When asked by GoAuto last month when we might see the Zoe light-sized EV here, Renault Australia managing director Justin Hocevar didn’t paint a bright picture.

“I wish I could tell you that there was an update on Zoe brought on because one of the more proactive political parties in Australia has decided to follow the rest of the developed and developing world to provide incentives for EVs,” he said.

“At the moment, there is just nothing in Australia.” Still, the price cuts on the Leaf, which have seen the cost drop from $51,500 last July to $39,990 drive-away in May, have had an early impact.

“Our sales rate after that price adjustment has doubled,” said Mr Peffer.

“Now, we’re selling the car in dozens of quantity a month, not hundreds, (but) we’ve learned a lot since introduction in terms of infrastructure, government support and technology.

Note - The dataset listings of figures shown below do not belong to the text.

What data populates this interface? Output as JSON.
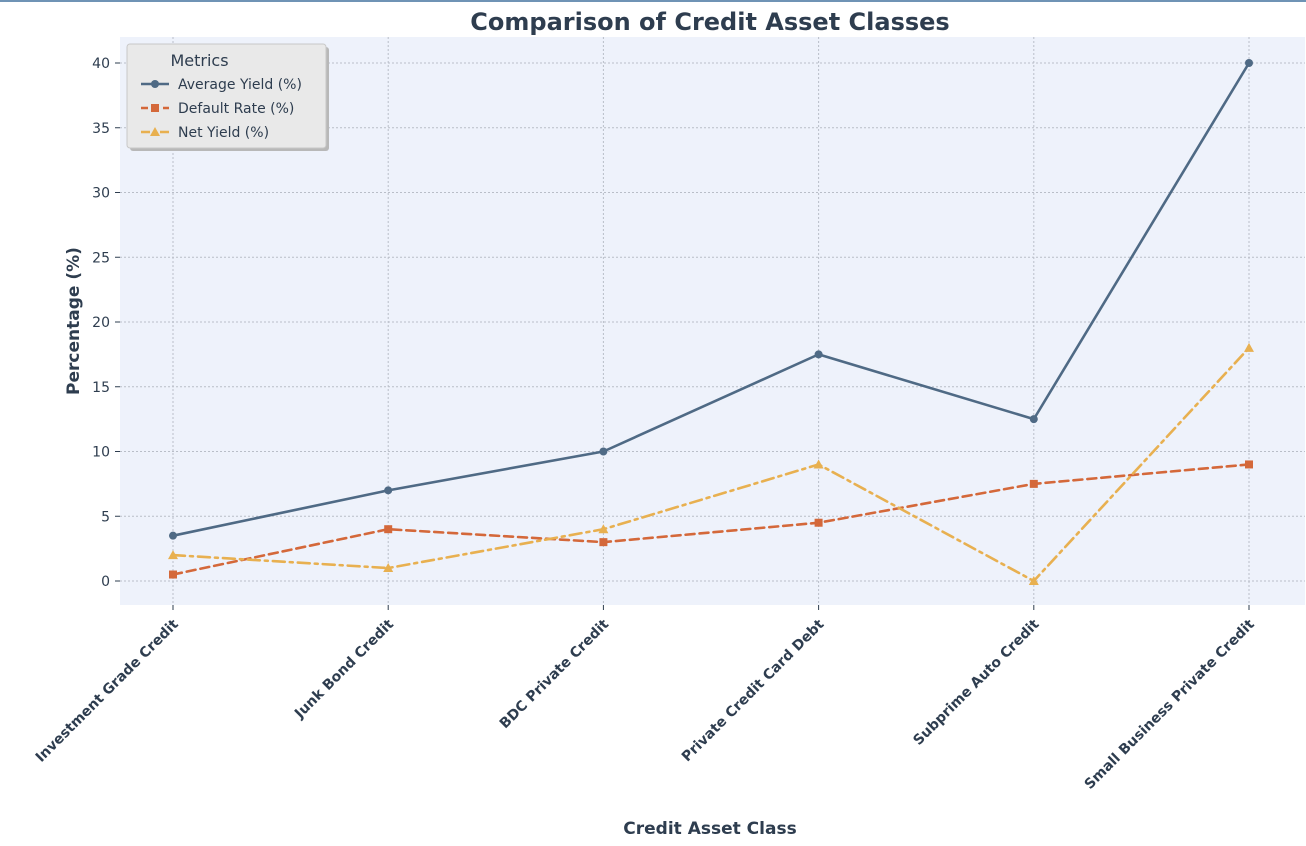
{
  "chart_data": {
    "type": "line",
    "title": "Comparison of Credit Asset Classes",
    "xlabel": "Credit Asset Class",
    "ylabel": "Percentage (%)",
    "categories": [
      "Investment Grade Credit",
      "Junk Bond Credit",
      "BDC Private Credit",
      "Private Credit Card Debt",
      "Subprime Auto Credit",
      "Small Business Private Credit"
    ],
    "yticks": [
      0,
      5,
      10,
      15,
      20,
      25,
      30,
      35,
      40
    ],
    "ylim": [
      -2,
      42
    ],
    "grid": true,
    "legend": {
      "title": "Metrics",
      "placement": "top-left"
    },
    "series": [
      {
        "name": "Average Yield (%)",
        "values": [
          3.5,
          7,
          10,
          17.5,
          12.5,
          40
        ],
        "color": "#4f6a85",
        "style": "solid",
        "marker": "circle"
      },
      {
        "name": "Default Rate (%)",
        "values": [
          0.5,
          4,
          3,
          4.5,
          7.5,
          9
        ],
        "color": "#d4683a",
        "style": "dashed",
        "marker": "square"
      },
      {
        "name": "Net Yield (%)",
        "values": [
          2,
          1,
          4,
          9,
          0,
          18
        ],
        "color": "#e8b050",
        "style": "dashdot",
        "marker": "triangle"
      }
    ]
  }
}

“We’ve committed to it, we have a group of dealers that retail it, we’ve increased that number by 10 recently and the total exceeds 20, and we’ve committed to use that car to fortify our commitment to zero-emissions technology.

“We’re in that for the long haul as well. I do see growth if you watch what’s happened in other mature markets like the US, and we do see opportunity in zero emissions and alternate powertrains.” According to industry figures, 167 EVs have found homes in Australia this year, 111 of which have gone to non-private buyers (small fleets). Leaf sales gave climbed 74.5 per cent to 89 units.